The Bill increases the exemption threshold from €4,000 to €10,000 for over 30,000 people and they are now no longer required to pay the universal social charge. This must be welcome, even to the most negative among us. We also note the new rate of mortgage interest relief of 30% in respect of qualifying interest paid by those who took out their loans between 2004 and 2008, at the height of the housing bubble. I seem to remember a Minister of State with responsibility for housing exhorting people in February 2008 in a press release to buy a house, saying it was a great time to do so. A few months later, the housing market collapsed.

To support businesses, we have put in place mechanisms whereby new companies may be exempt from corporation tax for the first three years of their trading income. This is welcome. We welcome the fact that key employees engaged in research and development activities can avail of a reduction in their income tax liabilities also, thereby supporting and extending a vibrant research and development sector in the country. This is an area in which we have made changes with regard to copyright, patents and trademarks and we are putting in place an infrastructure whereby Ireland can become and remain an attractive place for such investment.
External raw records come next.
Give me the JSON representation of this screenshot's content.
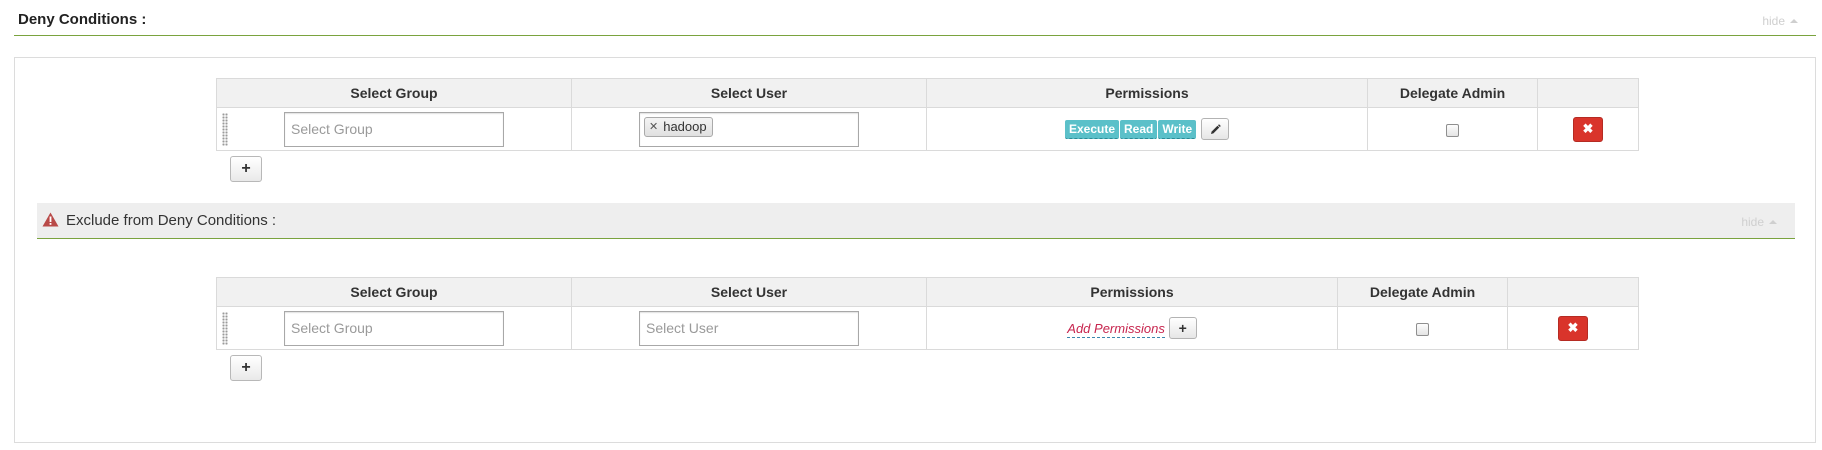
{
  "deny_section": {
    "title": "Deny Conditions :",
    "hide_label": "hide"
  },
  "deny_table": {
    "headers": [
      "Select Group",
      "Select User",
      "Permissions",
      "Delegate Admin",
      ""
    ],
    "row": {
      "group_placeholder": "Select Group",
      "user_chips": [
        "hadoop"
      ],
      "permissions": [
        "Execute",
        "Read",
        "Write"
      ],
      "delegate_admin_checked": false
    }
  },
  "exclude_section": {
    "title": "Exclude from Deny Conditions :",
    "hide_label": "hide"
  },
  "exclude_table": {
    "headers": [
      "Select Group",
      "Select User",
      "Permissions",
      "Delegate Admin",
      ""
    ],
    "row": {
      "group_placeholder": "Select Group",
      "user_placeholder": "Select User",
      "add_permissions_label": "Add Permissions",
      "delegate_admin_checked": false
    }
  },
  "colors": {
    "accent_line": "#7aa33e",
    "permission_tag": "#5bc0c9",
    "delete_button": "#d9342b",
    "warning_icon": "#b94a48"
  },
  "icons": {
    "hide_caret": "caret-up-icon",
    "remove_chip": "close-icon",
    "edit": "pencil-icon",
    "add": "plus-icon",
    "delete": "close-icon",
    "warning": "warning-triangle-icon"
  }
}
Over half of the world's leading financial services companies have an Irish base, creating over 30,000 jobs and contributing approximately €2 billion to the Exchequer every year. This Bill puts in place a range of incentives that will ensure that Ireland remains an attractive place for this important sector.

An important part of Ireland's recovery is investment in a strong and vibrant green economy. The Bill provides numerous incentives to ensure that the green economy is supported and expanded. In a move to ensure that the tax base is more evenly distributed and that the tax burden does not fall disproportionately on labour, the Government has decided to increase the standard rate of VAT to 23%. This is in line with moves by other countries throughout Europe. KPMG has pointed out that the average standard rate of VAT across the European Union was 25% until recently. We see this in the context of a reduction in the standard rate of VAT to 9% across certain sectors of our economy that has helped to drive growth, especially in the area of tourism. We see the evidence of this in the increased tourist figures from last year. An increase in capital gains tax and capital acquisitions tax goes some way towards ensuring that those in society who have the most will contribute most in terms of our economic recovery. Everyone here would agree that is right.

I have a lot more to add to this debate at a later stage, but I will finish for now. Suffice to say, the Bill gives effect to measures that will ensure our economy will recover. All fair minded people in the House will agree that the Government strategy for economic recovery is working, albeit slowly and painfully. The measure of the recovery must be seen in the progress we are making towards regaining our decision making power over our economic processes. When we came into Government last year, our international reputation was poor, we lacked political stability and it seemed we were at the bottom of an abyss. Now 12 months later, confidence has returned, our reputation has been re-established and our political system is stable. We see evidence of this when we look at the interest rates being charged on our debt. Ten-year money is now reduced to 7% from close to double that last year. The measure of our independence is an ability to return to the financial markets, to borrow at sustainable rates and to control our economic destiny.